Profile. Business identity as a read-only view with a single Edit profile action, so what you can change is obvious.

Templates. Every template's status, category, sent volume, language, and team or agent access in one place, with a live preview before you assign.

Voice Calls. A clear opt-in per number with an eligibility signal, synced from Meta, and a link to call logs.
The shift, side by side.
One page, every job
Identity that looked editable but was not, several equally weighted actions, a vague note, and Disconnect in the open, all on one scroll under a generic title.
How I would measure success
| Metric | Target | Why it matters |
|---|---|---|
| Key task success (edit profile, register number, assign a template) | ≥ 90% | Findability |
| Time to first key action | under 30 sec | Efficiency |
| Accidental disconnects | ≤ 1% | Safety |
| Active templates assigned to a team or agent | ≥ 80% | Governance |
| Settings satisfaction | ≥ 4 / 5 | Experience |
What changed
- The settings page became a titled WhatsApp channel with four tabs: Overview, Profile, Templates, and Voice Calls.
- Business identity is now a read-only profile with a single Edit action, so what you can change is unambiguous.
- Disconnect moved out of the main view into a danger zone behind a confirmation step.
- Channel health and the issues that need attention now sit on the first tab, each with a way to act on it.
- Two missing capabilities are now first-class: message templates with status, language, and team or agent access, and customer voice calls with a clear opt-in.

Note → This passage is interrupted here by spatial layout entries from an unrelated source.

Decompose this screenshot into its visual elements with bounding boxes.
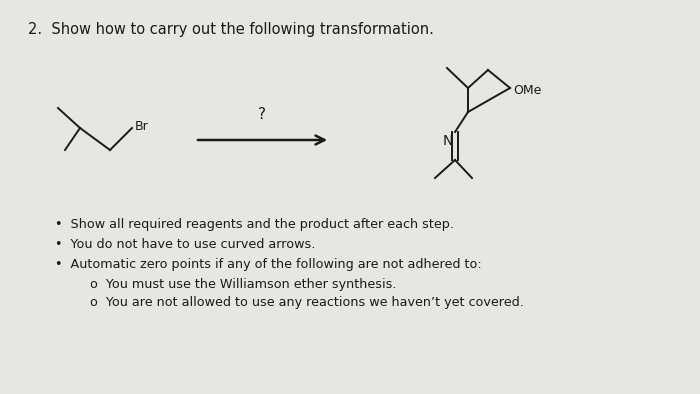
Text: OMe: OMe (513, 84, 541, 97)
Text: 2.  Show how to carry out the following transformation.: 2. Show how to carry out the following t… (28, 22, 434, 37)
Text: o  You are not allowed to use any reactions we haven’t yet covered.: o You are not allowed to use any reactio… (90, 296, 524, 309)
Text: ?: ? (258, 107, 266, 122)
Text: N: N (442, 134, 453, 148)
Text: Br: Br (135, 119, 148, 132)
Text: •  You do not have to use curved arrows.: • You do not have to use curved arrows. (55, 238, 316, 251)
Text: •  Automatic zero points if any of the following are not adhered to:: • Automatic zero points if any of the fo… (55, 258, 482, 271)
Text: o  You must use the Williamson ether synthesis.: o You must use the Williamson ether synt… (90, 278, 396, 291)
Text: •  Show all required reagents and the product after each step.: • Show all required reagents and the pro… (55, 218, 454, 231)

What was one crowded page is now a channel you can actually run.
If I did it again: I would test the four tab labels with real operators to confirm they map to how people think about a channel, pressure-test the Disconnect confirmation copy with someone who has actually churned a channel, and instrument which Recent Issues people act on, to confirm the Overview earns its place as the default tab.
Depth vs. a longer page. Splitting one page into four tabs hides some controls behind a click. I accepted that because a single scroll mixing identity, competing actions, and a destructive control was the actual problem. For power users I would consider a compact, single-scroll mode.